James Fallows reports on Chinese manufacturing in the July/August Atlantic: China Makes, The World Takes (July/August, 2007).
One morning he visited a plant filling online orders for a U.S. company:
...I was there around dawn, which was crunch time. Because of the 12-hour time difference from the U.S. East Coast, orders Americans place in the late afternoon arrive in China in the dead of night. As I watched, a customer in Palatine, Illinois, perhaps shopping from his office, clicked on the American company's Web site to order two $25 accessories. A few seconds later, the order appeared on the screen 7,800 miles away in Shenzhen. It automatically generated a packing and address slip and several bar-code labels. One young woman put the address label on a brown cardboard shipping box and the packing slip inside. The box moved down a conveyor belt to another woman working a "pick to light" system: She stood in front of a kind of cupboard with a separate open-fronted bin for each item customers might order from the Web site; a light turned on over each bin holding a part specified in the latest order. She picked the item out of that bin, ran it past a scanner that checked its number (and signaled the light to go off), and put it in the box. More check-weighing and rescanning followed, and when the box was sealed, young men added it to a shipping pallet.
By the time the night shift was ready to leave - 8 a.m. China time, 7 p.m. in Palatine, 8 p.m. on the U.S. East Coast - the volume of orders from America was tapering off. More important, the FedEx pickup time was drawing near. At 9 a.m. couriers would arrive and rush the pallets to the Hong Kong airport. The FedEx flight to Anchorage would leave by 6 p.m., and when it got there, the goods on this company's pallets would be combined with other Chinese exports and re-sorted for destinations in America.
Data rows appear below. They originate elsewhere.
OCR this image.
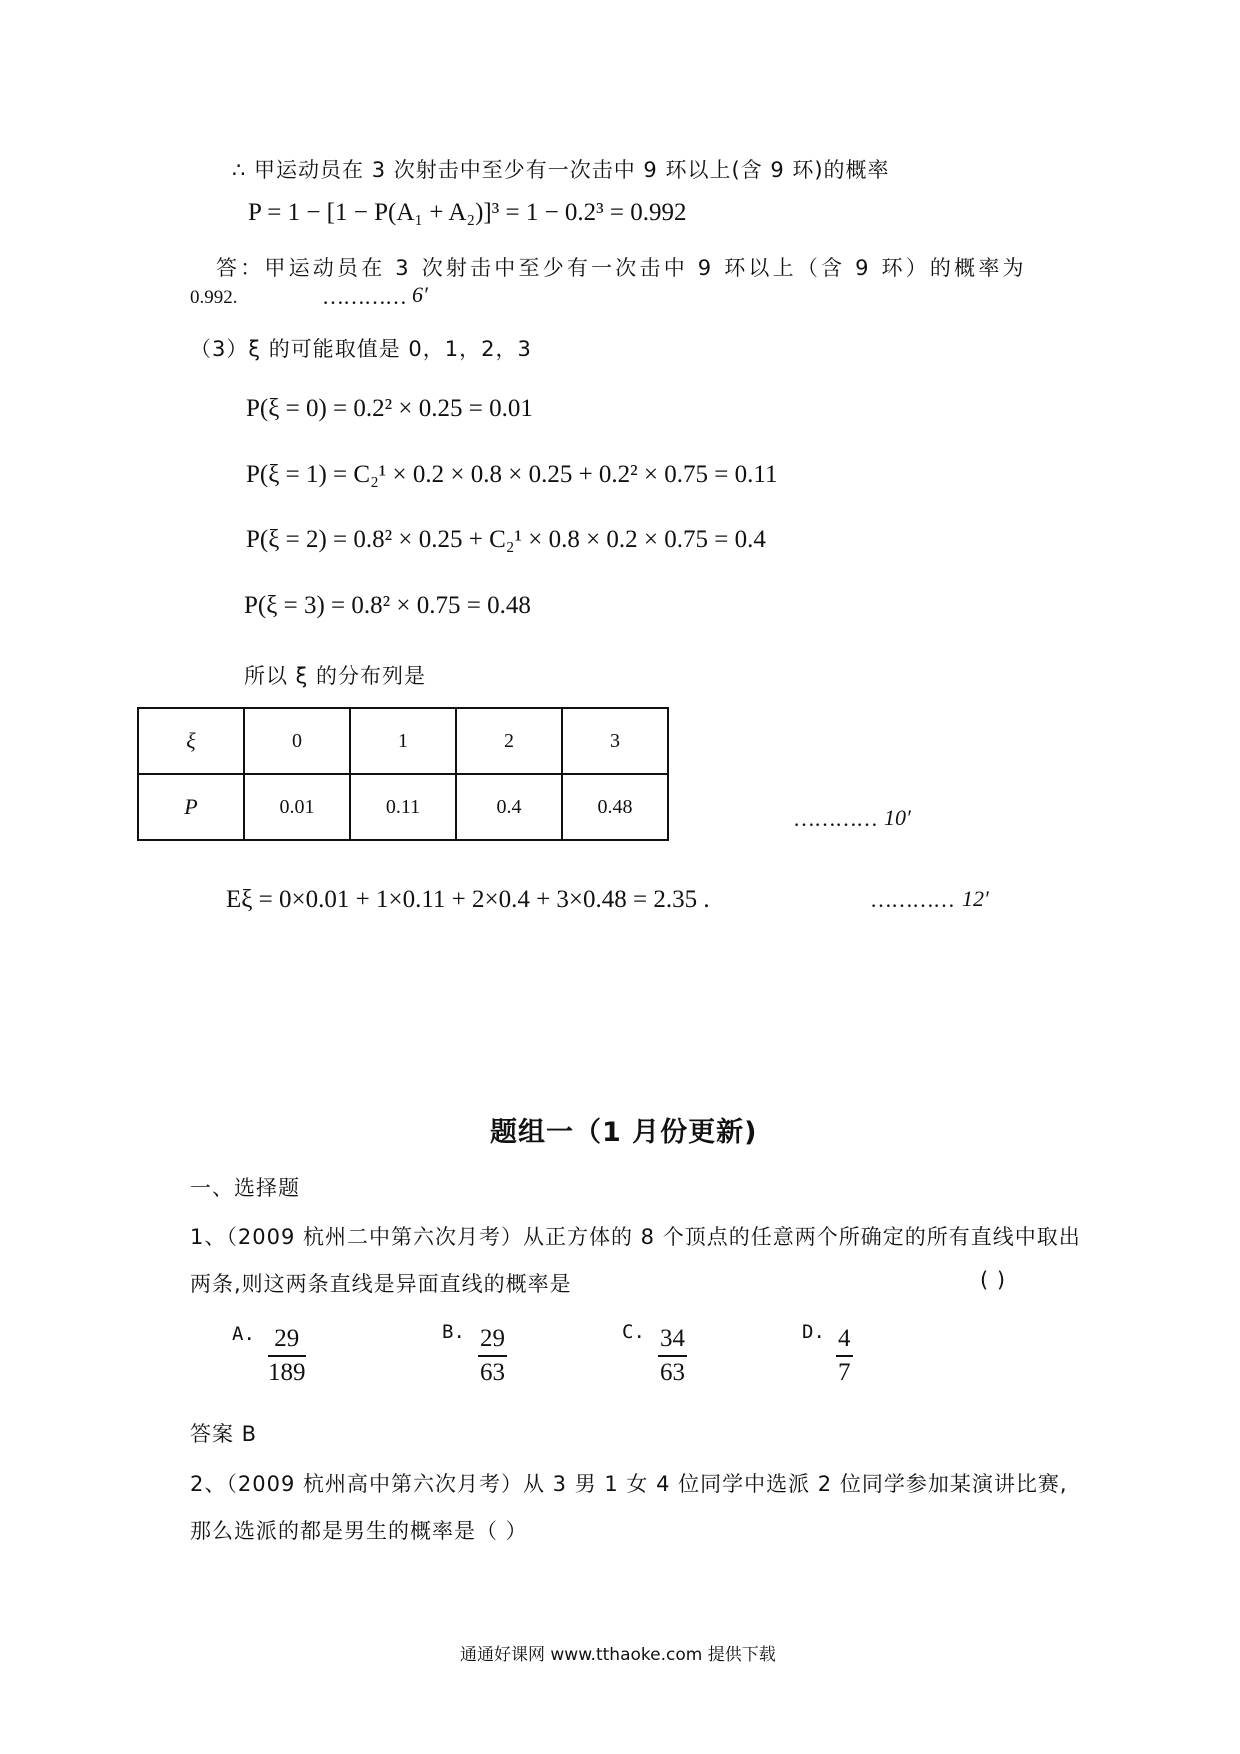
∴ 甲运动员在 3 次射击中至少有一次击中 9 环以上(含 9 环)的概率
P = 1 − [1 − P(A₁ + A₂)]³ = 1 − 0.2³ = 0.992
答：甲运动员在 3 次射击中至少有一次击中 9 环以上（含 9 环）的概率为
0.992.	………… 6′
（3）ξ 的可能取值是 0，1，2，3
P(ξ = 0) = 0.2² × 0.25 = 0.01
P(ξ = 1) = C₂¹ × 0.2 × 0.8 × 0.25 + 0.2² × 0.75 = 0.11
P(ξ = 2) = 0.8² × 0.25 + C₂¹ × 0.8 × 0.2 × 0.75 = 0.4
P(ξ = 3) = 0.8² × 0.75 = 0.48
所以 ξ 的分布列是
ξ	0	1	2	3
P	0.01	0.11	0.4	0.48	………… 10′
Eξ = 0×0.01 + 1×0.11 + 2×0.4 + 3×0.48 = 2.35 .	………… 12′
题组一（1 月份更新)
一、选择题
1、（2009 杭州二中第六次月考）从正方体的 8 个顶点的任意两个所确定的所有直线中取出
两条,则这两条直线是异面直线的概率是	( )
A. $\frac{29}{189}$	B. $\frac{29}{63}$	C. $\frac{34}{63}$	D. $\frac{4}{7}$
答案 B
2、（2009 杭州高中第六次月考）从 3 男 1 女 4 位同学中选派 2 位同学参加某演讲比赛,
那么选派的都是男生的概率是（ ）
通通好课网 www.tthaoke.com 提供下载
Forty-eight hours after the man in Palatine clicked "Buy it now!" on his computer, the item showed up at his door. Its return address was a company warehouse in the United States; a small MADE IN CHINA label was on the bottom of the box.
At 8 a.m. in Shenzhen, the young woman on the night shift got up from the Assembly line, took off the hats and hairnets they had been wearing, and shook out their dark hair. They passed through the metal detector at the door to their workroom... and walked downstairs to the racks where they had left their bikes. They wore red company jackets, as part of their working uniform - and, as an informal uniform, virtually every one wore tight, low-rise blue jeans with embroidery or sequins on the seams. Most of them rode their bikes back to the dormitory; others walked, or walked their bikes, chatting with each other. That evening they would be back at work. Meanwhile, flocks of red-topped, blue-bottomed young women on the day shift filled the road, riding their bikes in.
Shenzhen, by the way, is a port city with a population comparable to New York's, that didn't exist 25 years ago. A modest fishing town of 80,000 stood on the site.